POTFF hosts Marriage Care retreat for SOF Airmen and families

  • Published
  • By Capt. Jessica Tait, 353rd Special Operations Group Public Affairs
  • 353rd Special Operations Group

Military life is full of stressors caused by deployments, frequent moves and a demanding work schedule that impacts the lives of Airmen and families in the 353rd Special Operations Group. The Preservation of the Force and Families (POTFF) staff addresses these pressures through tailored counseling support programs such as the Marriage Care retreat, which the POTFF team hosted March 16-18, 2018, at Ie Island, Okinawa, Japan.


“The Air Force recognizes the shared stress experienced by military couples and much like the other branches of service, they have invested in programs to help Airmen develop healthy relationships at home,” said U.S. Air Force Capt. Craig Nakagawa, 353rd SOG chaplain. “Marriage Care takes the best of all the marriage counseling programs out there and consolidates it into a weekend retreat.”


The weekend was broken down into four sessions cleverly titled “I take you”, “to have and to hold”, “for better or for worse” and “to love and to cherish.” The lessons addressed the baggage couples take into marriage, methods to promote positive communication skills and the different ways to apologize in order to achieve forgiveness.


“This weekend we have 14 couples from across different squadrons practicing relationship-building skills, while also sharing intimate moments at this beautiful island resort,” said Nakagawa. “Military couples come to this off-base retreat in civilian dress without uniform or rank. We want the couples to focus on communication, forgiveness and other skills without any outside distractions from work or home.”


The Air Force Chaplain Corps has historically offered marriage counseling as an option for struggling couples. The Marriage Care retreat takes a broader approach from individualized counseling to empower couples to work on their relationships with the tools provided during the classroom sessions.


“Sometimes couples are disappointed that the classroom sessions aren’t longer because they’ve reached a breakthrough and want to keep the conversation going,” said Nakagawa. “I tell them that the lasting transformation happens in the conversations outside the classroom and to take advantage the one-on-one time with their spouse.”


The POTFF team planned a number of recreational activities such as boat tours and hikes to elaborate dinners and date nights where they encouraged the couples to go all out in the romance department.


“This marriage retreat provided so many great tools for my spouse and I to immediately implement,” said U.S. Air Force Master Sgt. Crystal Benitez, 17th Special Operations Squadron first sergeant. “It was the perfect environment to address some challenges in our relationship without the outside distractions from work and home. I would highly recommend this retreat to newlyweds or couples that have been together for years.”

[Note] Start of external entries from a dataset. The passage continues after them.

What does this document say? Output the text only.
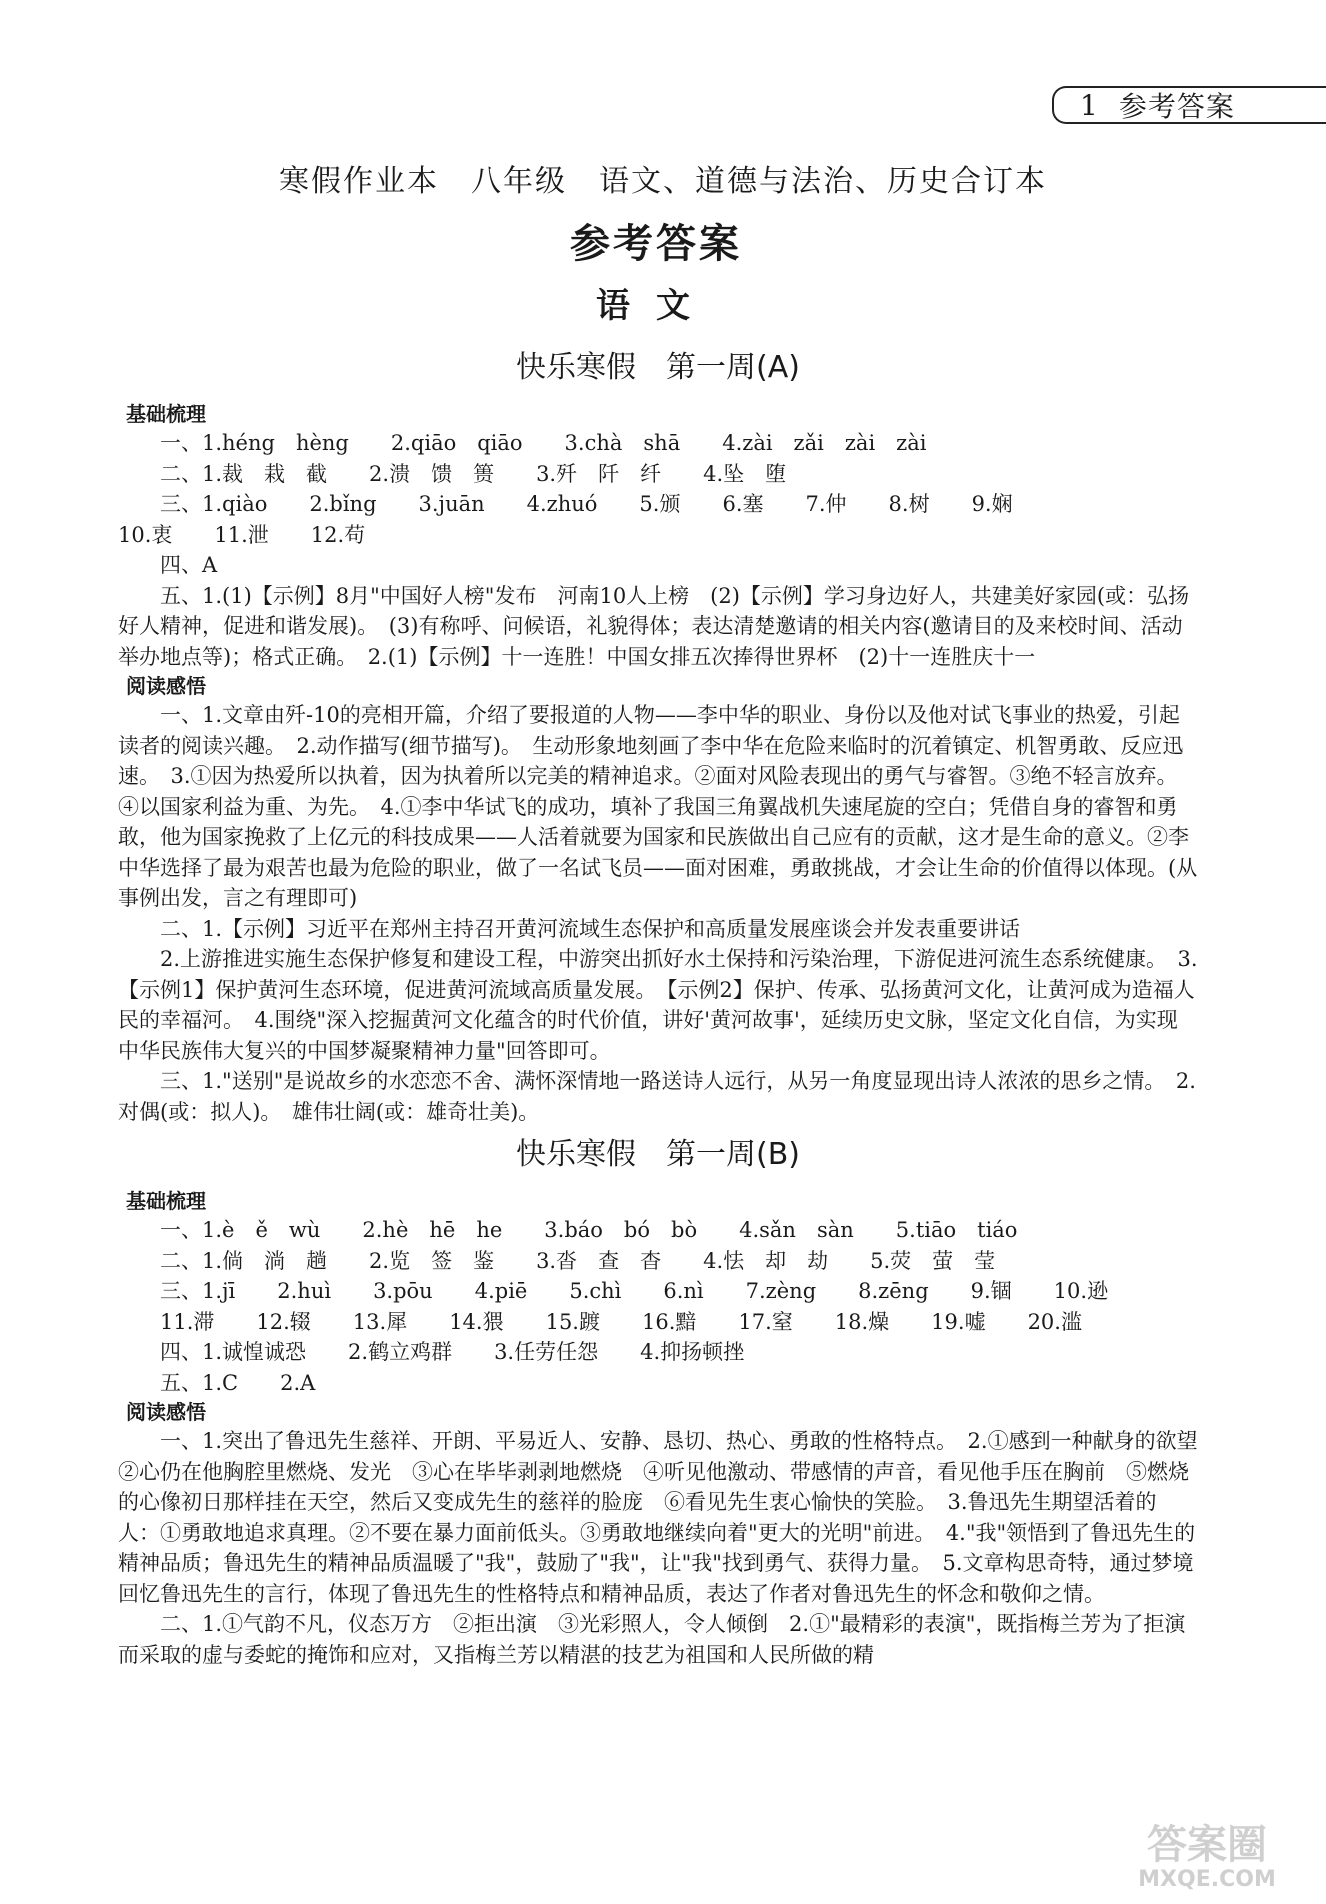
1 参考答案
寒假作业本　八年级　语文、道德与法治、历史合订本
参考答案
语文
快乐寒假　第一周(A)
基础梳理

一、1.héng　hèng　　2.qiāo　qiāo　　3.chà　shā　　4.zài　zǎi　zài　zài

二、1.裁　栽　截　　2.溃　馈　篑　　3.歼　阡　纤　　4.坠　堕

三、1.qiào　　2.bǐng　　3.juān　　4.zhuó　　5.颁　　6.塞　　7.仲　　8.树　　9.娴

10.衷　　11.泄　　12.苟

四、A

五、1.(1)【示例】8月"中国好人榜"发布　河南10人上榜　(2)【示例】学习身边好人，共建美好家园(或：弘扬好人精神，促进和谐发展)。　(3)有称呼、问候语，礼貌得体；表达清楚邀请的相关内容(邀请目的及来校时间、活动举办地点等)；格式正确。　2.(1)【示例】十一连胜！中国女排五次捧得世界杯　(2)十一连胜庆十一

阅读感悟

一、1.文章由歼-10的亮相开篇，介绍了要报道的人物——李中华的职业、身份以及他对试飞事业的热爱，引起读者的阅读兴趣。　2.动作描写(细节描写)。　生动形象地刻画了李中华在危险来临时的沉着镇定、机智勇敢、反应迅速。　3.①因为热爱所以执着，因为执着所以完美的精神追求。②面对风险表现出的勇气与睿智。③绝不轻言放弃。④以国家利益为重、为先。　4.①李中华试飞的成功，填补了我国三角翼战机失速尾旋的空白；凭借自身的睿智和勇敢，他为国家挽救了上亿元的科技成果——人活着就要为国家和民族做出自己应有的贡献，这才是生命的意义。②李中华选择了最为艰苦也最为危险的职业，做了一名试飞员——面对困难，勇敢挑战，才会让生命的价值得以体现。(从事例出发，言之有理即可)

二、1.【示例】习近平在郑州主持召开黄河流域生态保护和高质量发展座谈会并发表重要讲话

2.上游推进实施生态保护修复和建设工程，中游突出抓好水土保持和污染治理，下游促进河流生态系统健康。　3.【示例1】保护黄河生态环境，促进黄河流域高质量发展。　【示例2】保护、传承、弘扬黄河文化，让黄河成为造福人民的幸福河。　4.围绕"深入挖掘黄河文化蕴含的时代价值，讲好'黄河故事'，延续历史文脉，坚定文化自信，为实现中华民族伟大复兴的中国梦凝聚精神力量"回答即可。

三、1."送别"是说故乡的水恋恋不舍、满怀深情地一路送诗人远行，从另一角度显现出诗人浓浓的思乡之情。　2.对偶(或：拟人)。　雄伟壮阔(或：雄奇壮美)。

快乐寒假　第一周(B)
基础梳理

一、1.è　ě　wù　　2.hè　hē　he　　3.báo　bó　bò　　4.sǎn　sàn　　5.tiāo　tiáo

二、1.倘　淌　趟　　2.览　签　鉴　　3.沓　查　杳　　4.怯　却　劫　　5.荧　萤　莹

三、1.jī　　2.huì　　3.pōu　　4.piē　　5.chì　　6.nì　　7.zèng　　8.zēng　　9.锢　　10.逊

11.滞　　12.辍　　13.犀　　14.猥　　15.踱　　16.黯　　17.窒　　18.燥　　19.嘘　　20.滥

四、1.诚惶诚恐　　2.鹤立鸡群　　3.任劳任怨　　4.抑扬顿挫

五、1.C　　2.A

阅读感悟

一、1.突出了鲁迅先生慈祥、开朗、平易近人、安静、恳切、热心、勇敢的性格特点。　2.①感到一种献身的欲望　②心仍在他胸腔里燃烧、发光　③心在毕毕剥剥地燃烧　④听见他激动、带感情的声音，看见他手压在胸前　⑤燃烧的心像初日那样挂在天空，然后又变成先生的慈祥的脸庞　⑥看见先生衷心愉快的笑脸。　3.鲁迅先生期望活着的人：①勇敢地追求真理。②不要在暴力面前低头。③勇敢地继续向着"更大的光明"前进。　4."我"领悟到了鲁迅先生的精神品质；鲁迅先生的精神品质温暖了"我"，鼓励了"我"，让"我"找到勇气、获得力量。　5.文章构思奇特，通过梦境回忆鲁迅先生的言行，体现了鲁迅先生的性格特点和精神品质，表达了作者对鲁迅先生的怀念和敬仰之情。

二、1.①气韵不凡，仪态万方　②拒出演　③光彩照人，令人倾倒　2.①"最精彩的表演"，既指梅兰芳为了拒演而采取的虚与委蛇的掩饰和应对，又指梅兰芳以精湛的技艺为祖国和人民所做的精

答案圈
MXQE.COM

Special operations forces (SOF) Airmen don’t always have the time or ability to take advantage of the resources regularly available to other service members. The POTFF team is embedded within the 353rd SOG and provides a tailored approach to counseling that targets the specific needs of the Airmen they serve.


“Our Commandos are meeting mission demands and finding innovative ways to do business despite the unique stressors that come with the SOF lifestyle,” said Nakagawa. “I truly believe the investment made in the POTFF program has enabled them to perform at this level. Our team has focused on providing programs like Marriage Care because it directly supports the resiliency of our workforce and promotes a healthy home life.”


POTFF is a U.S. Special Operations Command program designed to address the pressure on the force and their families, to maintain and improve readiness, operational effectiveness and the immediate and long-term well-being of the force.


“The Air Force understands the link between healthy relationships at home and job performance,” said Nakagawa. “I’ve had couples come to me after the Marriage Care retreat saying how they were on the path towards divorce and that the lessons learned over the weekend saved their marriage. I truly feel blessed to support our military couples as they positively grow in their relationships.”


Marriage Care is a weekend retreat program designed by Air Force Family Life trained chaplains to help Airmen and their families renew and revitalize military marriages.